Em nota oficial publicada nesta quinta-feira (10/4), o clube paulista repudiou veementemente o ocorrido e informou que está utilizando seu sistema de biometria facial e câmeras de segurança para identificar o autor do ato. O torcedor será banido da plataforma de compra de ingressos do clube e, se for integrante do programa Avanti, será excluído.
Medidas Rigorosas e Tolerância Zero ao Preconceito
O Palmeiras também confirmou que registrará um Boletim de Ocorrência para assegurar a apuração completa do caso. “Não toleramos condutas preconceituosas, especialmente em nossa casa, e seguiremos empenhados em extirpar dos estádios sul-americanos toda e qualquer forma de discriminação”, diz trecho da nota.
A postura firme do clube reflete uma tentativa de combater o racismo estrutural ainda presente nas arquibancadas sul-americanas. A direção alviverde reforçou o compromisso com a inclusão e o respeito, destacando que atos discriminatórios não serão ignorados, tampouco tratados com condescendência.
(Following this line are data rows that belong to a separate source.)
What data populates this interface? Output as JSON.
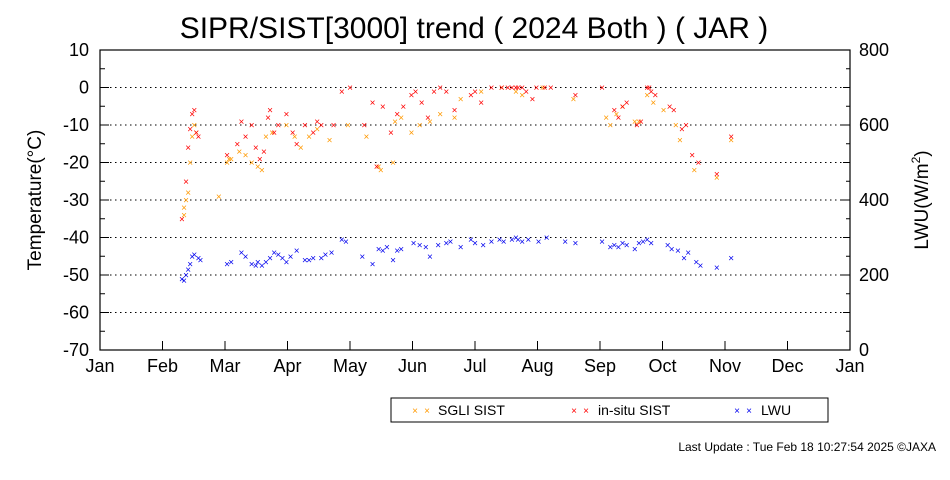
{
  "chart_data": {
    "type": "scatter",
    "title": "SIPR/SIST[3000] trend ( 2024 Both ) ( JAR )",
    "ylabel": "Temperature(°C)",
    "y2label": "LWU(W/m",
    "y2label_sup": "2",
    "y2label_suffix": ")",
    "ylim": [
      -70,
      10
    ],
    "y2lim": [
      0,
      800
    ],
    "yticks": [
      "10",
      "0",
      "-10",
      "-20",
      "-30",
      "-40",
      "-50",
      "-60",
      "-70"
    ],
    "y2ticks": [
      "800",
      "600",
      "400",
      "200",
      "0"
    ],
    "months": [
      "Jan",
      "Feb",
      "Mar",
      "Apr",
      "May",
      "Jun",
      "Jul",
      "Aug",
      "Sep",
      "Oct",
      "Nov",
      "Dec",
      "Jan"
    ],
    "grid": "dotted horizontal",
    "legend_position": "bottom",
    "marker": "×",
    "series": [
      {
        "name": "SGLI SIST",
        "color": "#ff9900",
        "axis": "left",
        "points": [
          [
            "2024-02-11",
            -34
          ],
          [
            "2024-02-11",
            -32
          ],
          [
            "2024-02-12",
            -30
          ],
          [
            "2024-02-13",
            -28
          ],
          [
            "2024-02-14",
            -20
          ],
          [
            "2024-02-15",
            -13
          ],
          [
            "2024-02-16",
            -10
          ],
          [
            "2024-02-17",
            -12
          ],
          [
            "2024-02-28",
            -29
          ],
          [
            "2024-03-03",
            -20
          ],
          [
            "2024-03-04",
            -19
          ],
          [
            "2024-03-05",
            -19
          ],
          [
            "2024-03-09",
            -17
          ],
          [
            "2024-03-12",
            -18
          ],
          [
            "2024-03-15",
            -20
          ],
          [
            "2024-03-18",
            -21
          ],
          [
            "2024-03-20",
            -22
          ],
          [
            "2024-03-22",
            -13
          ],
          [
            "2024-03-25",
            -12
          ],
          [
            "2024-04-01",
            -10
          ],
          [
            "2024-04-05",
            -13
          ],
          [
            "2024-04-08",
            -16
          ],
          [
            "2024-04-12",
            -13
          ],
          [
            "2024-04-16",
            -11
          ],
          [
            "2024-04-22",
            -14
          ],
          [
            "2024-05-01",
            -10
          ],
          [
            "2024-05-10",
            -13
          ],
          [
            "2024-05-16",
            -21
          ],
          [
            "2024-05-17",
            -22
          ],
          [
            "2024-05-23",
            -20
          ],
          [
            "2024-05-24",
            -9
          ],
          [
            "2024-05-27",
            -8
          ],
          [
            "2024-06-01",
            -12
          ],
          [
            "2024-06-05",
            -10
          ],
          [
            "2024-06-10",
            -9
          ],
          [
            "2024-06-15",
            -7
          ],
          [
            "2024-06-22",
            -8
          ],
          [
            "2024-06-25",
            -3
          ],
          [
            "2024-07-05",
            -1
          ],
          [
            "2024-07-15",
            0
          ],
          [
            "2024-07-22",
            -1
          ],
          [
            "2024-07-25",
            -2
          ],
          [
            "2024-08-04",
            0
          ],
          [
            "2024-08-19",
            -3
          ],
          [
            "2024-09-04",
            -8
          ],
          [
            "2024-09-06",
            -10
          ],
          [
            "2024-09-09",
            -7
          ],
          [
            "2024-09-12",
            -5
          ],
          [
            "2024-09-18",
            -9
          ],
          [
            "2024-09-20",
            -9
          ],
          [
            "2024-09-24",
            -2
          ],
          [
            "2024-09-27",
            -4
          ],
          [
            "2024-10-02",
            -6
          ],
          [
            "2024-10-08",
            -10
          ],
          [
            "2024-10-10",
            -14
          ],
          [
            "2024-10-17",
            -22
          ],
          [
            "2024-10-28",
            -24
          ],
          [
            "2024-11-04",
            -14
          ]
        ]
      },
      {
        "name": "in-situ SIST",
        "color": "#ff0000",
        "axis": "left",
        "points": [
          [
            "2024-02-10",
            -35
          ],
          [
            "2024-02-12",
            -25
          ],
          [
            "2024-02-13",
            -16
          ],
          [
            "2024-02-14",
            -11
          ],
          [
            "2024-02-15",
            -7
          ],
          [
            "2024-02-16",
            -6
          ],
          [
            "2024-02-17",
            -12
          ],
          [
            "2024-02-18",
            -13
          ],
          [
            "2024-03-03",
            -18
          ],
          [
            "2024-03-08",
            -15
          ],
          [
            "2024-03-10",
            -9
          ],
          [
            "2024-03-12",
            -13
          ],
          [
            "2024-03-15",
            -10
          ],
          [
            "2024-03-17",
            -16
          ],
          [
            "2024-03-19",
            -19
          ],
          [
            "2024-03-21",
            -17
          ],
          [
            "2024-03-23",
            -8
          ],
          [
            "2024-03-24",
            -6
          ],
          [
            "2024-03-26",
            -12
          ],
          [
            "2024-03-28",
            -10
          ],
          [
            "2024-04-01",
            -7
          ],
          [
            "2024-04-04",
            -12
          ],
          [
            "2024-04-06",
            -15
          ],
          [
            "2024-04-10",
            -10
          ],
          [
            "2024-04-14",
            -12
          ],
          [
            "2024-04-16",
            -9
          ],
          [
            "2024-04-18",
            -10
          ],
          [
            "2024-04-24",
            -10
          ],
          [
            "2024-04-28",
            -1
          ],
          [
            "2024-05-02",
            0
          ],
          [
            "2024-05-09",
            -10
          ],
          [
            "2024-05-13",
            -4
          ],
          [
            "2024-05-15",
            -21
          ],
          [
            "2024-05-18",
            -5
          ],
          [
            "2024-05-22",
            -12
          ],
          [
            "2024-05-25",
            -7
          ],
          [
            "2024-05-28",
            -5
          ],
          [
            "2024-06-01",
            -2
          ],
          [
            "2024-06-03",
            -1
          ],
          [
            "2024-06-06",
            -4
          ],
          [
            "2024-06-09",
            -8
          ],
          [
            "2024-06-12",
            -1
          ],
          [
            "2024-06-15",
            0
          ],
          [
            "2024-06-18",
            -1
          ],
          [
            "2024-06-22",
            -6
          ],
          [
            "2024-06-30",
            -2
          ],
          [
            "2024-07-02",
            -1
          ],
          [
            "2024-07-05",
            -4
          ],
          [
            "2024-07-10",
            0
          ],
          [
            "2024-07-15",
            0
          ],
          [
            "2024-07-18",
            0
          ],
          [
            "2024-07-20",
            0
          ],
          [
            "2024-07-22",
            0
          ],
          [
            "2024-07-23",
            0
          ],
          [
            "2024-07-25",
            0
          ],
          [
            "2024-07-27",
            -1
          ],
          [
            "2024-07-30",
            -3
          ],
          [
            "2024-08-01",
            0
          ],
          [
            "2024-08-05",
            0
          ],
          [
            "2024-08-08",
            0
          ],
          [
            "2024-08-20",
            -2
          ],
          [
            "2024-09-02",
            0
          ],
          [
            "2024-09-08",
            -6
          ],
          [
            "2024-09-10",
            -8
          ],
          [
            "2024-09-12",
            -5
          ],
          [
            "2024-09-14",
            -4
          ],
          [
            "2024-09-19",
            -10
          ],
          [
            "2024-09-21",
            -9
          ],
          [
            "2024-09-24",
            0
          ],
          [
            "2024-09-25",
            0
          ],
          [
            "2024-09-26",
            -1
          ],
          [
            "2024-09-28",
            -2
          ],
          [
            "2024-10-05",
            -5
          ],
          [
            "2024-10-07",
            -6
          ],
          [
            "2024-10-11",
            -11
          ],
          [
            "2024-10-13",
            -10
          ],
          [
            "2024-10-16",
            -18
          ],
          [
            "2024-10-19",
            -20
          ],
          [
            "2024-10-28",
            -23
          ],
          [
            "2024-11-04",
            -13
          ]
        ]
      },
      {
        "name": "LWU",
        "color": "#0000ee",
        "axis": "right",
        "points": [
          [
            "2024-02-10",
            190
          ],
          [
            "2024-02-11",
            185
          ],
          [
            "2024-02-12",
            200
          ],
          [
            "2024-02-13",
            215
          ],
          [
            "2024-02-14",
            230
          ],
          [
            "2024-02-15",
            250
          ],
          [
            "2024-02-16",
            255
          ],
          [
            "2024-02-18",
            245
          ],
          [
            "2024-02-19",
            240
          ],
          [
            "2024-03-03",
            230
          ],
          [
            "2024-03-05",
            235
          ],
          [
            "2024-03-10",
            260
          ],
          [
            "2024-03-12",
            250
          ],
          [
            "2024-03-15",
            230
          ],
          [
            "2024-03-17",
            225
          ],
          [
            "2024-03-18",
            235
          ],
          [
            "2024-03-20",
            225
          ],
          [
            "2024-03-22",
            235
          ],
          [
            "2024-03-24",
            245
          ],
          [
            "2024-03-26",
            260
          ],
          [
            "2024-03-28",
            255
          ],
          [
            "2024-03-30",
            245
          ],
          [
            "2024-04-01",
            235
          ],
          [
            "2024-04-03",
            250
          ],
          [
            "2024-04-06",
            265
          ],
          [
            "2024-04-10",
            240
          ],
          [
            "2024-04-12",
            240
          ],
          [
            "2024-04-14",
            245
          ],
          [
            "2024-04-18",
            245
          ],
          [
            "2024-04-20",
            255
          ],
          [
            "2024-04-23",
            260
          ],
          [
            "2024-04-28",
            295
          ],
          [
            "2024-04-30",
            290
          ],
          [
            "2024-05-08",
            250
          ],
          [
            "2024-05-13",
            230
          ],
          [
            "2024-05-16",
            270
          ],
          [
            "2024-05-18",
            265
          ],
          [
            "2024-05-20",
            275
          ],
          [
            "2024-05-23",
            240
          ],
          [
            "2024-05-25",
            265
          ],
          [
            "2024-05-27",
            270
          ],
          [
            "2024-06-02",
            285
          ],
          [
            "2024-06-05",
            280
          ],
          [
            "2024-06-08",
            275
          ],
          [
            "2024-06-10",
            250
          ],
          [
            "2024-06-14",
            280
          ],
          [
            "2024-06-18",
            285
          ],
          [
            "2024-06-20",
            290
          ],
          [
            "2024-06-25",
            275
          ],
          [
            "2024-06-30",
            295
          ],
          [
            "2024-07-02",
            285
          ],
          [
            "2024-07-06",
            280
          ],
          [
            "2024-07-10",
            290
          ],
          [
            "2024-07-14",
            295
          ],
          [
            "2024-07-16",
            290
          ],
          [
            "2024-07-20",
            295
          ],
          [
            "2024-07-22",
            300
          ],
          [
            "2024-07-23",
            295
          ],
          [
            "2024-07-25",
            290
          ],
          [
            "2024-07-28",
            295
          ],
          [
            "2024-08-02",
            290
          ],
          [
            "2024-08-06",
            300
          ],
          [
            "2024-08-15",
            290
          ],
          [
            "2024-08-20",
            285
          ],
          [
            "2024-09-02",
            290
          ],
          [
            "2024-09-06",
            275
          ],
          [
            "2024-09-08",
            280
          ],
          [
            "2024-09-10",
            275
          ],
          [
            "2024-09-12",
            285
          ],
          [
            "2024-09-14",
            280
          ],
          [
            "2024-09-18",
            270
          ],
          [
            "2024-09-20",
            285
          ],
          [
            "2024-09-22",
            290
          ],
          [
            "2024-09-24",
            295
          ],
          [
            "2024-09-26",
            285
          ],
          [
            "2024-10-04",
            280
          ],
          [
            "2024-10-06",
            270
          ],
          [
            "2024-10-09",
            265
          ],
          [
            "2024-10-12",
            245
          ],
          [
            "2024-10-14",
            260
          ],
          [
            "2024-10-18",
            235
          ],
          [
            "2024-10-20",
            225
          ],
          [
            "2024-10-28",
            220
          ],
          [
            "2024-11-04",
            245
          ]
        ]
      }
    ]
  },
  "footer": {
    "text": "Last Update : Tue Feb 18 10:27:54 2025  ©JAXA"
  }
}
Histórico de Conflitos Raciais entre Palmeiras e Cerro Porteño
Infelizmente, o episódio mais recente não é isolado. Em 2023, o então jogador Bruno Tabata denunciou ofensas racistas de torcedores do Cerro Porteño durante uma partida no Paraguai. Curiosamente, o atleta também acabou punido pela Conmebol por fazer gesto semelhante em resposta às provocações.
Mais recentemente, em março de 2025, jogadores do Palmeiras Sub-20 também foram vítimas de racismo em jogo contra o clube paraguaio. Um torcedor do Cerro, com uma criança nos braços, repetiu os mesmos gestos ofensivos em direção aos jovens atletas Figueiredo e Luighi.
A repetição de casos envolvendo os mesmos clubes acende um alerta sobre a urgência de ações coordenadas e punitivas por parte das entidades esportivas.